Oscar-nominated films involving history aren't usually famed for their verisimilitude. The King’s Speech (2010) was an enjoyable picture which took understandable liberties in extrapolating the drama of George VI’s speech impediment. Last year’s Darkest Hour (2017) entered the realm of magical realism when Winston Churchill decided to conduct a plebiscite on Britain’s maintenance of war with Germany on the London underground, a scene which may have been intended as some sort of comical allusion to Brexit. There are two films currently on release with multiple Oscar nominations, however, which I think display foibles which go beyond mildly forgivable displays of silliness.

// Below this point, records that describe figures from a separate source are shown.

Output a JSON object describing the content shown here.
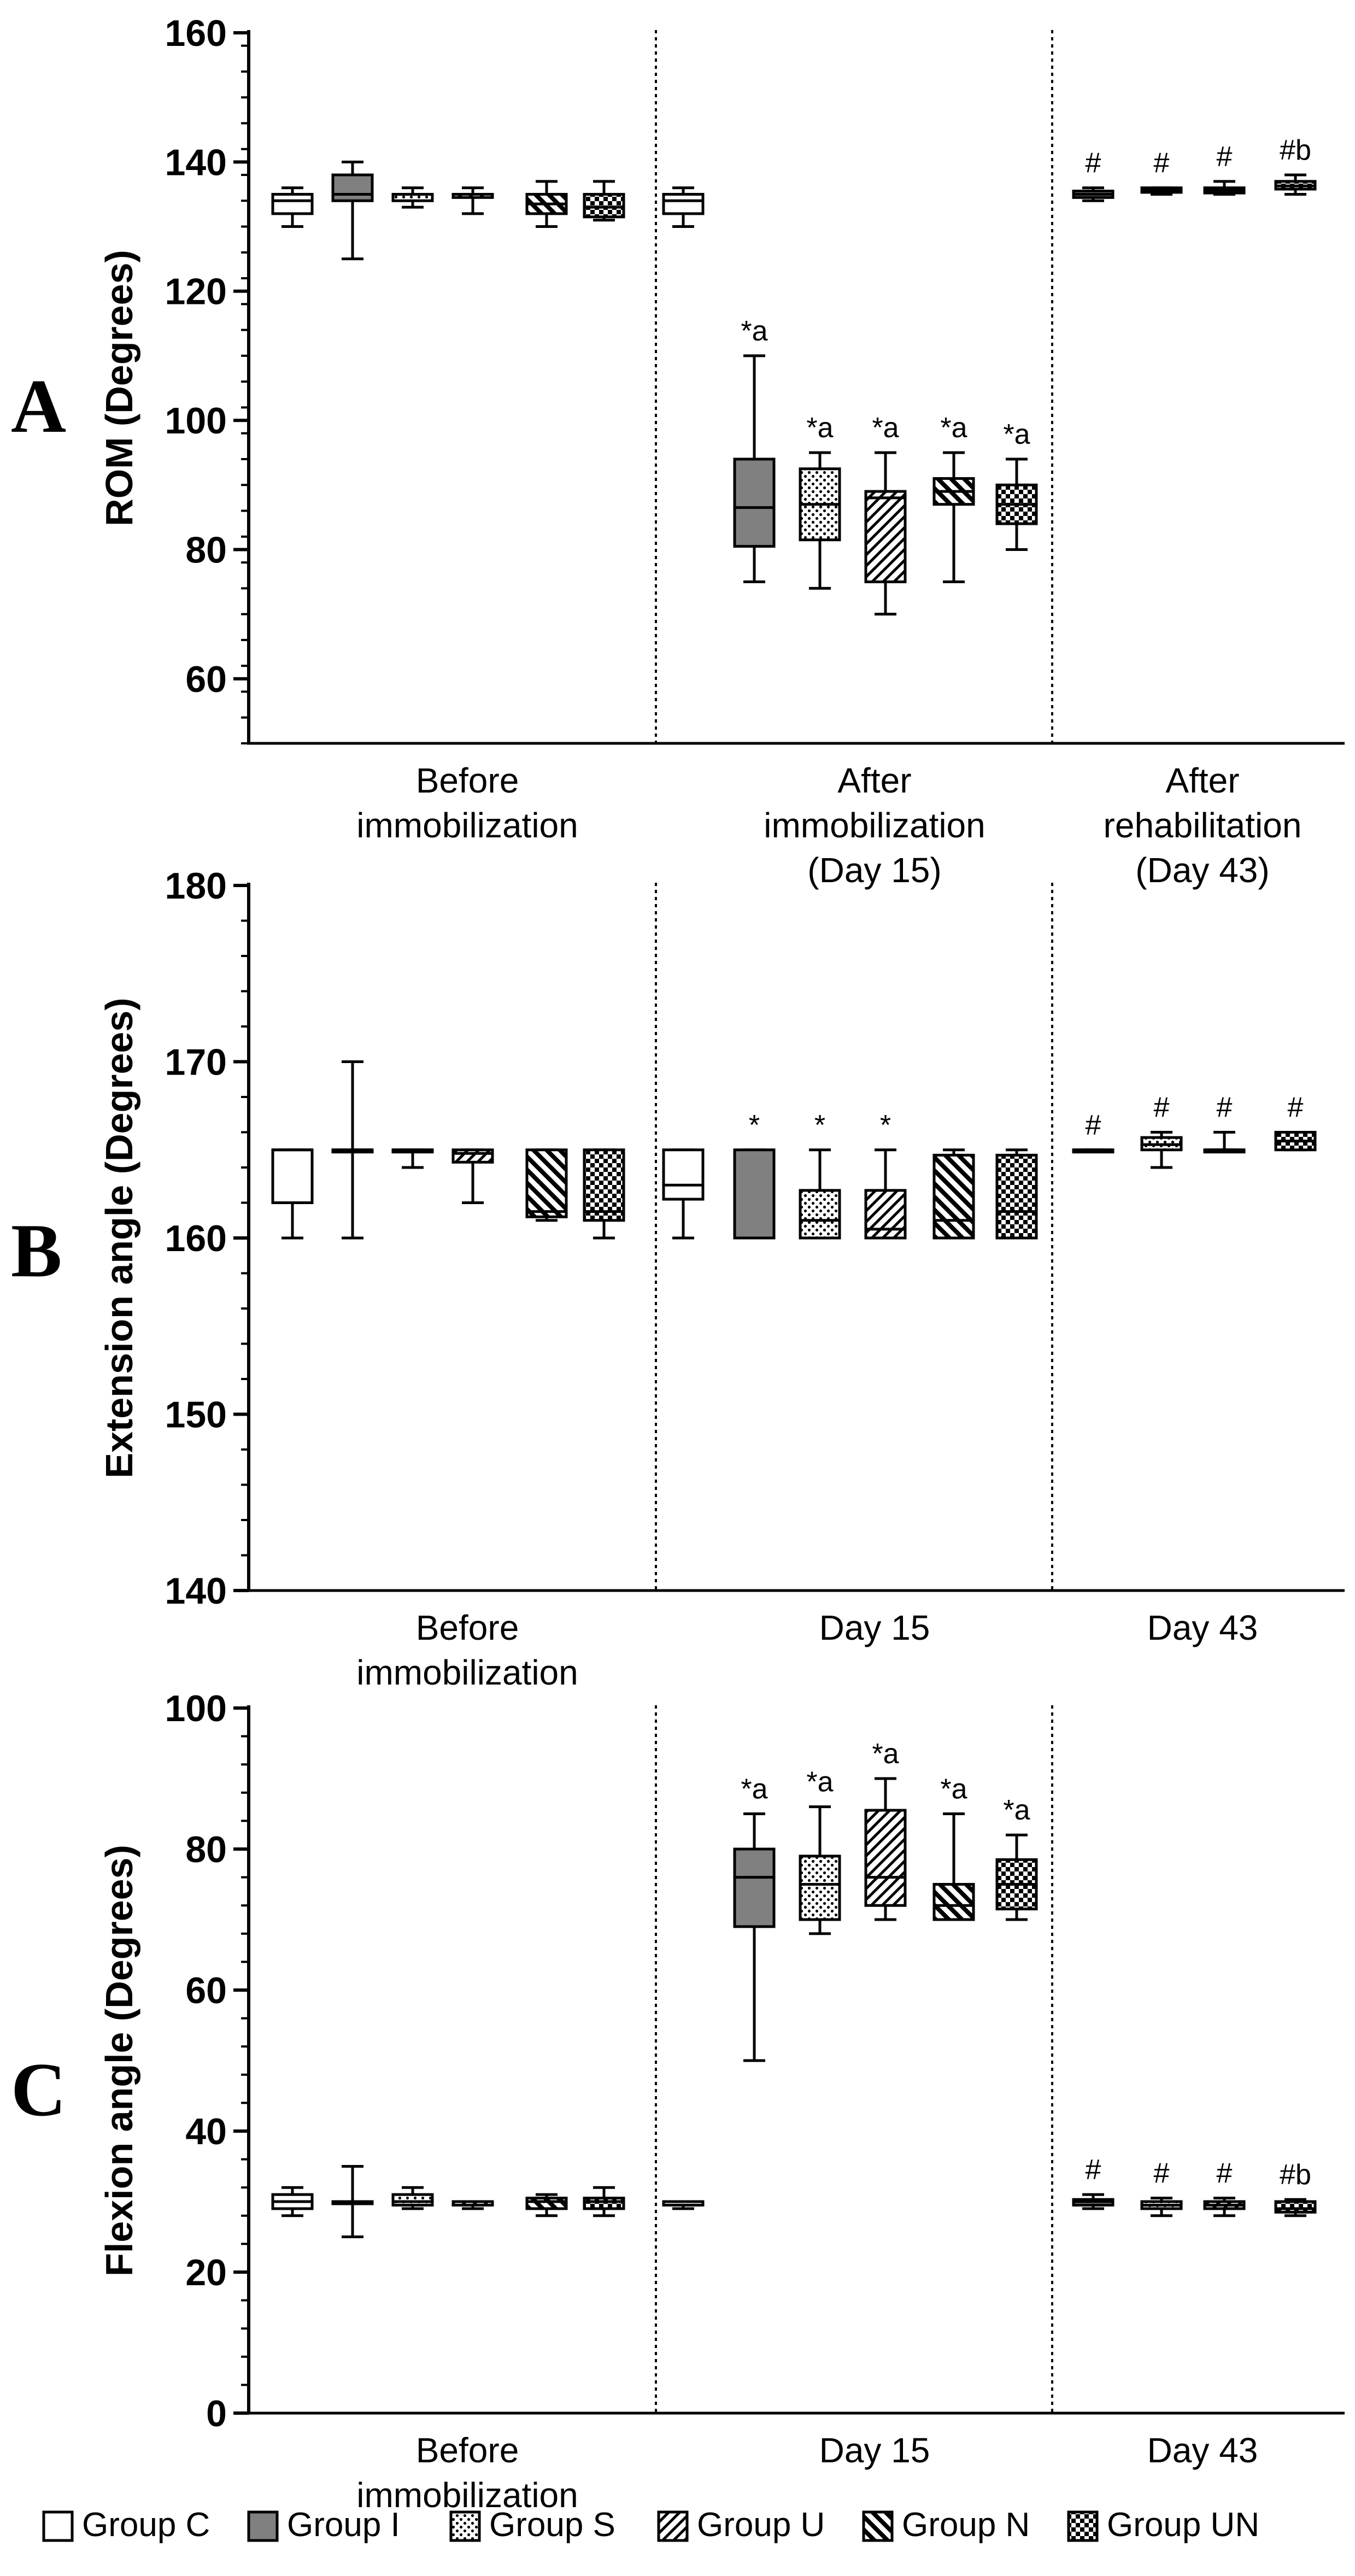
{
  "legend": [
    {
      "label": "Group C",
      "pattern": "white"
    },
    {
      "label": "Group I",
      "pattern": "gray"
    },
    {
      "label": "Group S",
      "pattern": "dots"
    },
    {
      "label": "Group U",
      "pattern": "diagup"
    },
    {
      "label": "Group N",
      "pattern": "diagdown"
    },
    {
      "label": "Group UN",
      "pattern": "checker"
    }
  ],
  "chart_data": [
    {
      "panel": "A",
      "type": "box",
      "ylabel": "ROM (Degrees)",
      "ylim": [
        50,
        160
      ],
      "yticks": [
        60,
        80,
        100,
        120,
        140,
        160
      ],
      "sections": [
        {
          "label_lines": [
            "Before",
            "immobilization"
          ],
          "boxes": [
            {
              "group": "Group C",
              "min": 130,
              "q1": 132,
              "median": 134,
              "q3": 135,
              "max": 136
            },
            {
              "group": "Group I",
              "min": 125,
              "q1": 134,
              "median": 135,
              "q3": 138,
              "max": 140
            },
            {
              "group": "Group S",
              "min": 133,
              "q1": 134,
              "median": 135,
              "q3": 135,
              "max": 136
            },
            {
              "group": "Group U",
              "min": 132,
              "q1": 134.5,
              "median": 135,
              "q3": 135,
              "max": 136
            },
            {
              "group": "Group N",
              "min": 130,
              "q1": 132,
              "median": 133.5,
              "q3": 135,
              "max": 137
            },
            {
              "group": "Group UN",
              "min": 131,
              "q1": 131.5,
              "median": 133,
              "q3": 135,
              "max": 137
            }
          ]
        },
        {
          "label_lines": [
            "After",
            "immobilization",
            "(Day 15)"
          ],
          "boxes": [
            {
              "group": "Group C",
              "min": 130,
              "q1": 132,
              "median": 134,
              "q3": 135,
              "max": 136
            },
            {
              "group": "Group I",
              "min": 75,
              "q1": 80.5,
              "median": 86.5,
              "q3": 94,
              "max": 110,
              "annotation": "*a"
            },
            {
              "group": "Group S",
              "min": 74,
              "q1": 81.5,
              "median": 87,
              "q3": 92.5,
              "max": 95,
              "annotation": "*a"
            },
            {
              "group": "Group U",
              "min": 70,
              "q1": 75,
              "median": 88,
              "q3": 89,
              "max": 95,
              "annotation": "*a"
            },
            {
              "group": "Group N",
              "min": 75,
              "q1": 87,
              "median": 89,
              "q3": 91,
              "max": 95,
              "annotation": "*a"
            },
            {
              "group": "Group UN",
              "min": 80,
              "q1": 84,
              "median": 87,
              "q3": 90,
              "max": 94,
              "annotation": "*a"
            }
          ]
        },
        {
          "label_lines": [
            "After",
            "rehabilitation",
            "(Day 43)"
          ],
          "boxes": [
            {
              "group": "Group I",
              "min": 134,
              "q1": 134.5,
              "median": 135,
              "q3": 135.5,
              "max": 136,
              "annotation": "#"
            },
            {
              "group": "Group S",
              "min": 135,
              "q1": 135.3,
              "median": 135.6,
              "q3": 136,
              "max": 136,
              "annotation": "#"
            },
            {
              "group": "Group U",
              "min": 135,
              "q1": 135.2,
              "median": 135.6,
              "q3": 136,
              "max": 137,
              "annotation": "#"
            },
            {
              "group": "Group UN",
              "min": 135,
              "q1": 135.8,
              "median": 136.3,
              "q3": 137,
              "max": 138,
              "annotation": "#b"
            }
          ]
        }
      ]
    },
    {
      "panel": "B",
      "type": "box",
      "ylabel": "Extension angle (Degrees)",
      "ylim": [
        140,
        180
      ],
      "yticks": [
        140,
        150,
        160,
        170,
        180
      ],
      "sections": [
        {
          "label_lines": [
            "Before",
            "immobilization"
          ],
          "boxes": [
            {
              "group": "Group C",
              "min": 160,
              "q1": 162,
              "median": 165,
              "q3": 165,
              "max": 165
            },
            {
              "group": "Group I",
              "min": 160,
              "q1": 165,
              "median": 165,
              "q3": 165,
              "max": 170
            },
            {
              "group": "Group S",
              "min": 164,
              "q1": 165,
              "median": 165,
              "q3": 165,
              "max": 165
            },
            {
              "group": "Group U",
              "min": 162,
              "q1": 164.3,
              "median": 164.8,
              "q3": 165,
              "max": 165
            },
            {
              "group": "Group N",
              "min": 161,
              "q1": 161.2,
              "median": 161.5,
              "q3": 165,
              "max": 165
            },
            {
              "group": "Group UN",
              "min": 160,
              "q1": 161,
              "median": 161.5,
              "q3": 165,
              "max": 165
            }
          ]
        },
        {
          "label_lines": [
            "Day 15"
          ],
          "boxes": [
            {
              "group": "Group C",
              "min": 160,
              "q1": 162.2,
              "median": 163,
              "q3": 165,
              "max": 165
            },
            {
              "group": "Group I",
              "min": 160,
              "q1": 160,
              "median": 160,
              "q3": 165,
              "max": 165,
              "annotation": "*"
            },
            {
              "group": "Group S",
              "min": 160,
              "q1": 160,
              "median": 161,
              "q3": 162.7,
              "max": 165,
              "annotation": "*"
            },
            {
              "group": "Group U",
              "min": 160,
              "q1": 160,
              "median": 160.5,
              "q3": 162.7,
              "max": 165,
              "annotation": "*"
            },
            {
              "group": "Group N",
              "min": 160,
              "q1": 160,
              "median": 161,
              "q3": 164.7,
              "max": 165
            },
            {
              "group": "Group UN",
              "min": 160,
              "q1": 160,
              "median": 161.5,
              "q3": 164.7,
              "max": 165
            }
          ]
        },
        {
          "label_lines": [
            "Day 43"
          ],
          "boxes": [
            {
              "group": "Group I",
              "min": 165,
              "q1": 165,
              "median": 165,
              "q3": 165,
              "max": 165,
              "annotation": "#"
            },
            {
              "group": "Group S",
              "min": 164,
              "q1": 165,
              "median": 165.3,
              "q3": 165.7,
              "max": 166,
              "annotation": "#"
            },
            {
              "group": "Group U",
              "min": 165,
              "q1": 165,
              "median": 165,
              "q3": 165,
              "max": 166,
              "annotation": "#"
            },
            {
              "group": "Group UN",
              "min": 165,
              "q1": 165,
              "median": 165.5,
              "q3": 166,
              "max": 166,
              "annotation": "#"
            }
          ]
        }
      ]
    },
    {
      "panel": "C",
      "type": "box",
      "ylabel": "Flexion angle (Degrees)",
      "ylim": [
        0,
        100
      ],
      "yticks": [
        0,
        20,
        40,
        60,
        80,
        100
      ],
      "sections": [
        {
          "label_lines": [
            "Before",
            "immobilization"
          ],
          "boxes": [
            {
              "group": "Group C",
              "min": 28,
              "q1": 29,
              "median": 30,
              "q3": 31,
              "max": 32
            },
            {
              "group": "Group I",
              "min": 25,
              "q1": 30,
              "median": 30,
              "q3": 30,
              "max": 35
            },
            {
              "group": "Group S",
              "min": 29,
              "q1": 29.5,
              "median": 30,
              "q3": 31,
              "max": 32
            },
            {
              "group": "Group U",
              "min": 29,
              "q1": 29.5,
              "median": 30,
              "q3": 30,
              "max": 30
            },
            {
              "group": "Group N",
              "min": 28,
              "q1": 29,
              "median": 30,
              "q3": 30.5,
              "max": 31
            },
            {
              "group": "Group UN",
              "min": 28,
              "q1": 29,
              "median": 30,
              "q3": 30.5,
              "max": 32
            }
          ]
        },
        {
          "label_lines": [
            "Day 15"
          ],
          "boxes": [
            {
              "group": "Group C",
              "min": 29,
              "q1": 29.5,
              "median": 30,
              "q3": 30,
              "max": 30
            },
            {
              "group": "Group I",
              "min": 50,
              "q1": 69,
              "median": 76,
              "q3": 80,
              "max": 85,
              "annotation": "*a"
            },
            {
              "group": "Group S",
              "min": 68,
              "q1": 70,
              "median": 75,
              "q3": 79,
              "max": 86,
              "annotation": "*a"
            },
            {
              "group": "Group U",
              "min": 70,
              "q1": 72,
              "median": 76,
              "q3": 85.5,
              "max": 90,
              "annotation": "*a"
            },
            {
              "group": "Group N",
              "min": 70,
              "q1": 70,
              "median": 72,
              "q3": 75,
              "max": 85,
              "annotation": "*a"
            },
            {
              "group": "Group UN",
              "min": 70,
              "q1": 71.5,
              "median": 75,
              "q3": 78.5,
              "max": 82,
              "annotation": "*a"
            }
          ]
        },
        {
          "label_lines": [
            "Day 43"
          ],
          "boxes": [
            {
              "group": "Group I",
              "min": 29,
              "q1": 29.5,
              "median": 30,
              "q3": 30.3,
              "max": 31,
              "annotation": "#"
            },
            {
              "group": "Group S",
              "min": 28,
              "q1": 29,
              "median": 29.5,
              "q3": 30,
              "max": 30.5,
              "annotation": "#"
            },
            {
              "group": "Group U",
              "min": 28,
              "q1": 29,
              "median": 29.5,
              "q3": 30,
              "max": 30.5,
              "annotation": "#"
            },
            {
              "group": "Group UN",
              "min": 28,
              "q1": 28.5,
              "median": 29,
              "q3": 30,
              "max": 30.3,
              "annotation": "#b"
            }
          ]
        }
      ]
    }
  ]
}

The Favourite is set at the court of Queen Anne in 1708. Little attention is dwelt on the foreign and domestic context of her reign – she is merely a curmudgeonly eccentric who engages in whimsical activities like duck racing and playing with her seventeen rabbits. These ostentatious displays are, however, mere sideshows from the focal drama of Yorgos Lanthimos' picture, the love triangle between Queen Anne, confidante Sarah Churchill and Sarah’s impoverished cousin Sarah Hill. I say drama, but much of the scenes of sexual consummation, which hyperbolise and sensualise affectionate letters sent by Anne to Churchill and later Hill, are played for laughs, engendering a bawdy and off-kilter sensibility.

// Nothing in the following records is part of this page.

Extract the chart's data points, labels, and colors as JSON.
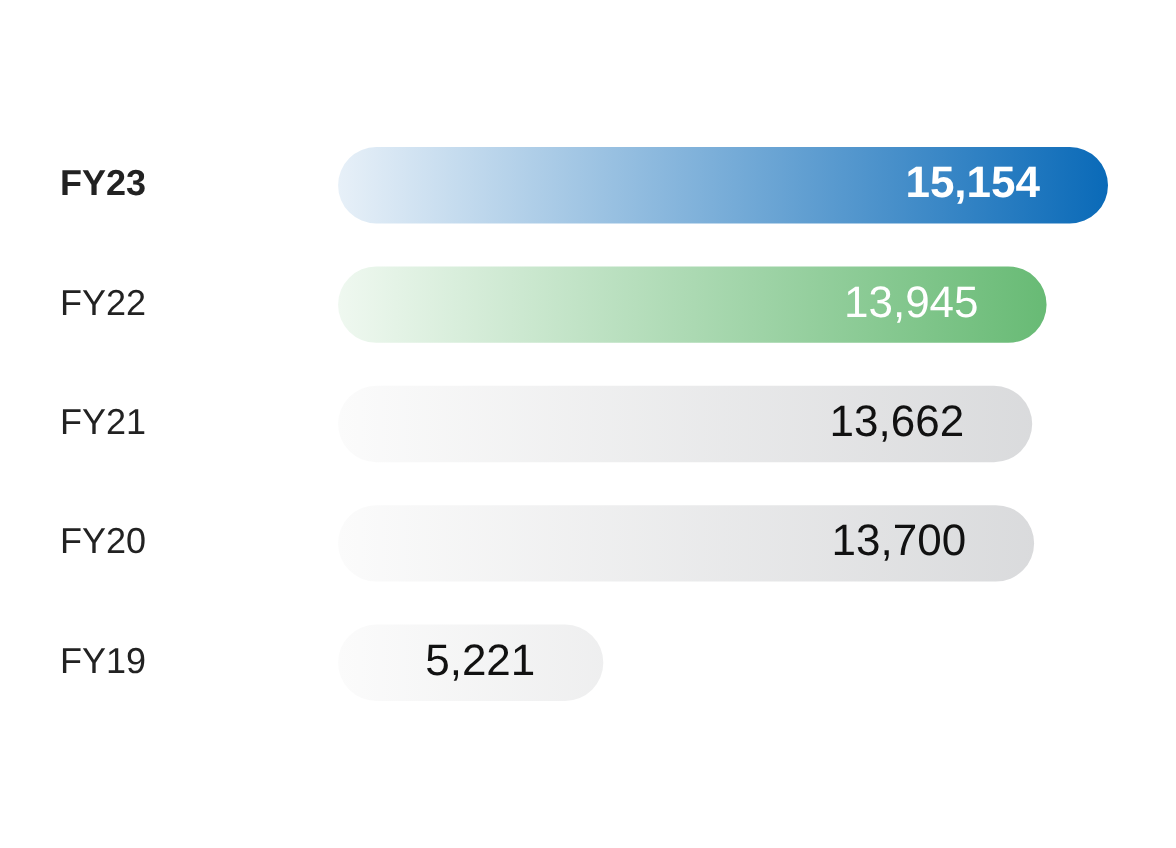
{
  "chart_data": {
    "type": "bar",
    "orientation": "horizontal",
    "categories": [
      "FY23",
      "FY22",
      "FY21",
      "FY20",
      "FY19"
    ],
    "values": [
      15154,
      13945,
      13662,
      13700,
      5221
    ],
    "colors": [
      "#0a6ab8",
      "#5cb56a",
      "#d6d7d9",
      "#d6d7d9",
      "#d6d7d9"
    ],
    "value_labels": [
      "15,154",
      "13,945",
      "13,662",
      "13,700",
      "5,221"
    ]
  }
}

The critics have loved this, praising its caprice and wild, wavering tone. I, however, tired of the insouciant way the film discarded contemporaneous events, although I appreciate that The Favourite isn't targeted at those interested in gravitas and historical veracity. Yet it generally felt like a trivialising experience, even if one appreciates the efforts of a varied and eclectic cast which includes Emma Stone and Nicholas Hoult. The raucous laughter in the independent cinema I viewed it in only reinforced my anhedonia, a dislocation compounded when I remembered my liking for Lanthimos' last film, the macabre and spine chilling The Killing of a Sacred Deer (2017). If someone could explain a grand intellectual and moral point to The Favourite, I would really appreciate it.
I had a slightly different problem coming out of Vice. The film is purported as a Dick Cheney biopic, exploring and deconstructing the psyche of a man repeatedly claimed to have championed a 'unitary executive theory'. Vice develops this idea in a somewhat scattershot way. The film flashes back to Dick Cheney’s youth as a ne'er-do-well in rural Wyoming before jumping to his rapid ascent during the Nixon and Ford administrations, a rise which culminated with an appointment to Chief of Staff in 1975. Throughout these scenes, Cheney alternates between assiduous bureaucrat and tough-minded partisan, sabotaging the efforts of realist Kissinger and idealising what can only be described as a renewal of Arthur Schlesinger’s much cited 'imperial presidency'.
I have issues with the imperial presidency, or as the film so intellectualises, the 'unitary executive theory', being portrayed as the preserve of Republican administrations. Surely Lyndon Johnson’s conduct of the Vietnam War, given carte blanche and extended sanction by a willing Democratic Congress in the form of the 1964 Gulf of Tonkin resolution, emblematised this thesis? Nevertheless, the film runs with this idea, eventually arriving in the febrile post-9/11 years, where Dick’s plans finally achieve their apotheosis in the form of the Iraq War. It is here where I found Vice most tiresome. Director Adam McKay shifts manically from George W. Bush’s economic policies (which are encouraged and promoted by Cheney) to the machinations beyond the Iraq War, revealed in the Department of Defense’s formation of the Office of Special Plans. I myself understood most of these esoteric references, having researched the build-up to the Iraq War, but I doubt the salience of these events struck fellow audience members, who I guess instead perceived a kind of mishmash of militarism and economic populism familiar to European critics of US foreign and domestic policy.
This isn't intended as a fulsome intellectual analysis, but rather some musings on how the Hollywood insistence on imposing overt political messaging into recent history-based cinema has left me cold. If liberal film producers want to outfox conservative criticism of Hollywood partisanship, they have to deliver more considered fare than Vice. Meanwhile The Favourite struggles for me to deliver as a film, instead feeling like a solipsistic exercise in historical extrapolation, and while obviously not part of the same US-focussed front in the culture war as Vice, the sexing-up seemingly required to gain favourable media coverage (and mission accomplished there) is dialled up to encompass the most rock 'n' roll historical inferences possible. In this way the sapphic and feminist tale we're given in The Favourite is directed entirely toward confirming modern attitudes, all while purporting to show us history. Even without the bombast of comic book movies, which may receive awards recognition if Black Panther wins best picture (and will also have done so entirely for its status as a cultural-political phenomenon, rather than for any excellence as a motion picture), my time in the cinema these days, whether for popcorn escapism or ostensibly historical reenactment, mainly attests to tales of sound and fury, signifying nothing beyond the political predispositions of the filmmakers.